Toshihiko Seko - Article by Mark Tucker - Runner's Tribe

"The marathon is my only girlfriend. I give her everything I have."

Toshihiko Seko

This, Seko’s most infamous quote, wasn’t given in jest: he was deadly serious. Toshihiko Seko – one of the most extreme runners to have ever graced our sport, in a sport riddled with extreme people – quite simply trained and raced like his life depended on it. One of the great marathon runners from the 1980’s, ultimately winning ten marathons throughout his distinguished career, including: London, Boston, Chicago, Tokyo, Lake Biwa and Fukuoka (four times), Seko was, and still is, highly revered in Japan.

It would be an understatement to say that Seko trained hard; Seko’s training bordered on inhuman. Much like a modern day Zatopek, Seko poured out the intervals long after many of his contemporaries would have left the track. With sessions such as 30 x 1km in 2.55 or 6x5km in 14.30 (one-minute jog recoveries) Seko could never have been accused of under training.

“To be a champion long-distance runner you have to run on the edge of death.” (Toshihiko Seko)

And if Seko shared similarities with Zatopek, then his coach, Kiyoshi Nakamura, could be likened, in some respects, to a Japanese version of Australia’s Percy Cerutty (without the antagonism and enemies!). Like Cerutty, Nakamura studied all the World’s great religions and thinkers, drawing inspiration and lessons that he would pass on to his pupils. In particular, he was fond of Zen, training his athletes, his ‘disciples’, to run with Zen, to run without thought or emotion, as stoic and unyielding machines who could absorb all pain, be unaffected by pain.

Like Cerutty, Nakamura had been an avid runner, representing Japan in the 1500m at the 1936 Olympic Games in Berlin. For thirteen years Nakamura held the Japanese 1500m record (3:56.8), with the war ultimately halting his career. After the war he became a successful business man, becoming a millionaire in the process. Which is when he turned to coaching.

A God like figure, Nakamura pushed and tested the athletes who trained under him, asking that his athletes give up everything in pursuit of running success, to give everything up while trusting him completely:

“If Mr. Nakamura pointed to a piece of white paper and said, ‘this is black,’ then his runners would say, ‘yes, that is black.’ The athlete doesn’t have his own mind.” (Japanese Coach Hideshi Okamoto. From: ‘Running with the Legends’ by Michael Sandrock)
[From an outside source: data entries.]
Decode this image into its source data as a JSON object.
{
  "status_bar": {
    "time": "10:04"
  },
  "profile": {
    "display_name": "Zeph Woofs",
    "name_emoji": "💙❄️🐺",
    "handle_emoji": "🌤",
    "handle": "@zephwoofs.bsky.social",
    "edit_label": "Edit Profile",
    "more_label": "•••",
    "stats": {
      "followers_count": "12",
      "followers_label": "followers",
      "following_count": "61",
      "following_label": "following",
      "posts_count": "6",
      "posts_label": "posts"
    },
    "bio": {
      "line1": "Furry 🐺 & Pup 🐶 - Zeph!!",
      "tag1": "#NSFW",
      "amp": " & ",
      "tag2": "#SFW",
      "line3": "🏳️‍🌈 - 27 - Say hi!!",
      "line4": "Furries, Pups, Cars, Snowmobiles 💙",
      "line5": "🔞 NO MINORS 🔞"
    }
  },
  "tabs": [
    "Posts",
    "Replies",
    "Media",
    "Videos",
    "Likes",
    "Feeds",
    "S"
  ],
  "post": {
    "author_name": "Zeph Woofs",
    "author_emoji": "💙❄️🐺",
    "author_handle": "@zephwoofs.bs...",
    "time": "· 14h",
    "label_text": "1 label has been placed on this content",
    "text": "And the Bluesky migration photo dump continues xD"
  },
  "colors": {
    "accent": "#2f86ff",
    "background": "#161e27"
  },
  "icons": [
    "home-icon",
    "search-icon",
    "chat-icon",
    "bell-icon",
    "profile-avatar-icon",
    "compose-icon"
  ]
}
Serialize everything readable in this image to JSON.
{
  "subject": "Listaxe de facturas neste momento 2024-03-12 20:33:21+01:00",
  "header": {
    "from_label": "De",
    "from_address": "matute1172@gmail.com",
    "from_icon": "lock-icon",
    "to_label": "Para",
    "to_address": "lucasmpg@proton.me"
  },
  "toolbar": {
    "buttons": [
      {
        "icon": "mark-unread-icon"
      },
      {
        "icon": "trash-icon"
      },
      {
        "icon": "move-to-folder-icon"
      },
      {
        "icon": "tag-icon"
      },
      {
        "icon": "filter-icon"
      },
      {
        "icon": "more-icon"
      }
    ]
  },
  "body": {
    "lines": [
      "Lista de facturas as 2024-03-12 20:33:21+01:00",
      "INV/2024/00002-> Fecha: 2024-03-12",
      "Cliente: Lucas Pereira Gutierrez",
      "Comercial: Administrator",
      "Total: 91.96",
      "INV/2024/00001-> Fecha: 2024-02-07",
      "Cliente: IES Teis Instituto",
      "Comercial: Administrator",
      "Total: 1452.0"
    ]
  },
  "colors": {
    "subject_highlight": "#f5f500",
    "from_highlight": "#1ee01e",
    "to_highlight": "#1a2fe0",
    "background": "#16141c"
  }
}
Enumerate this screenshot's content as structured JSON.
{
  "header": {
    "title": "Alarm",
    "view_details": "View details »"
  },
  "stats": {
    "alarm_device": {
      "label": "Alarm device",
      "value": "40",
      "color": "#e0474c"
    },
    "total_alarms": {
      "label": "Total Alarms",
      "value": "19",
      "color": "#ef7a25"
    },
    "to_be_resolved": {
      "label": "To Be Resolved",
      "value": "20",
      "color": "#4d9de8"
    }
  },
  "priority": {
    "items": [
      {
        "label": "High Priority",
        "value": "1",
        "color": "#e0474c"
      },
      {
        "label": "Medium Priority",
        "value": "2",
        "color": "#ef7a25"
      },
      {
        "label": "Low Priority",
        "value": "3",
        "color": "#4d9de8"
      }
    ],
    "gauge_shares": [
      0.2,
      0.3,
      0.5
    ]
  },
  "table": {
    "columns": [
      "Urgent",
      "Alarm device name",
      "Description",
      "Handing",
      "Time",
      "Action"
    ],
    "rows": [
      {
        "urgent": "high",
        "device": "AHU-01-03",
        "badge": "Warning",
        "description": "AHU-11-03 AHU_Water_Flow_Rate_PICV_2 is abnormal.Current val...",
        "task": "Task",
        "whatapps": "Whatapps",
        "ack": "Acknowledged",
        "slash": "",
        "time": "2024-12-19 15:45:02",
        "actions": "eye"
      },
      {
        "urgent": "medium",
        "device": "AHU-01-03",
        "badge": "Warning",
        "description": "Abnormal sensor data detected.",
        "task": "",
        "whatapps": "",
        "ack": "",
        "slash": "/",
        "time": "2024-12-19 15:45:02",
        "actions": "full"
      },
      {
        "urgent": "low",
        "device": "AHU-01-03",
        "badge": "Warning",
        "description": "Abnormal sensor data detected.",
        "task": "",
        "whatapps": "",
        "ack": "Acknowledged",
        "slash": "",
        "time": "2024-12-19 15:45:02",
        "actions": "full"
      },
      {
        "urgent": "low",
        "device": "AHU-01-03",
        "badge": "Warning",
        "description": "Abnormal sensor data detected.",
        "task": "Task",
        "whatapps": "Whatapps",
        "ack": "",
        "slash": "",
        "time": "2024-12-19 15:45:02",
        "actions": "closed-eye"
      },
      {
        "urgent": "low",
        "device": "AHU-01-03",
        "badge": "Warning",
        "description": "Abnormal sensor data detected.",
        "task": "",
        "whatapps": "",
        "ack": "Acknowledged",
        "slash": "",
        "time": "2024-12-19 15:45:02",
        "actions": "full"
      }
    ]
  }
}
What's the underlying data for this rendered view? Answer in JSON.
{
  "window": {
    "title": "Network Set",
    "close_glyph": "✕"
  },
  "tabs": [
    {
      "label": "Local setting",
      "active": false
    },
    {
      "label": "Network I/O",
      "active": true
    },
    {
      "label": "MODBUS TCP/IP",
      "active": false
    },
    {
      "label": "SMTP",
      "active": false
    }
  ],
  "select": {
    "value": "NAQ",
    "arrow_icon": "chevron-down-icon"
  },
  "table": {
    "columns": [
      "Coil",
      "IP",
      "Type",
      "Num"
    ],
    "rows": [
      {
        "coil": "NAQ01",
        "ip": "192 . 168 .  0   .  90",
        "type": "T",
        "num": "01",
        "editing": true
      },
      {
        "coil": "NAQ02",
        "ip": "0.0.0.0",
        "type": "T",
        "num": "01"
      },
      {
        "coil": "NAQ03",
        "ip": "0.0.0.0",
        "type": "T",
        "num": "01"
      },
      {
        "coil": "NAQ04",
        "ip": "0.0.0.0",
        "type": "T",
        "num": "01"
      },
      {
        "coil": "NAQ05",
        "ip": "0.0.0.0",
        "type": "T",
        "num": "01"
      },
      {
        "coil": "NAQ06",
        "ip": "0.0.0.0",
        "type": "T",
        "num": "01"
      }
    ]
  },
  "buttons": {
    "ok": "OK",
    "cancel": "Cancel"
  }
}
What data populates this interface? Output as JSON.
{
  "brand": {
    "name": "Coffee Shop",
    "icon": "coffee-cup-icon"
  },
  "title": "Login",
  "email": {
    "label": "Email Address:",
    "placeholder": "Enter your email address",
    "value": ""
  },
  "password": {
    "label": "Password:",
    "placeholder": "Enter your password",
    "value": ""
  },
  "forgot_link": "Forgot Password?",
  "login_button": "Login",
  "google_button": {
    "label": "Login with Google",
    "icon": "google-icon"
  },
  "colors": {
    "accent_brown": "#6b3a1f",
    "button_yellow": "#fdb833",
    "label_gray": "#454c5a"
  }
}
Nakamura reportedly spent more than $15,000 a year feeding his athletes, who at times numbered more than one-hundred, who would live with him (or close-by), in line with Nakamura’s philosophy of coaching through total immersion; training and living with his athletes to get the most out of them. According to legend, Nakamura demanded that all his athletes have the same haircut, that they couldn’t have girlfriends, and that they couldn’t go out at night or drink beer.

Seko was almost the perfect embodiment of Nakamura’s ideals:

“I am very hard-core. I gave everything, sacrificed everything, for running. I lived only for running.”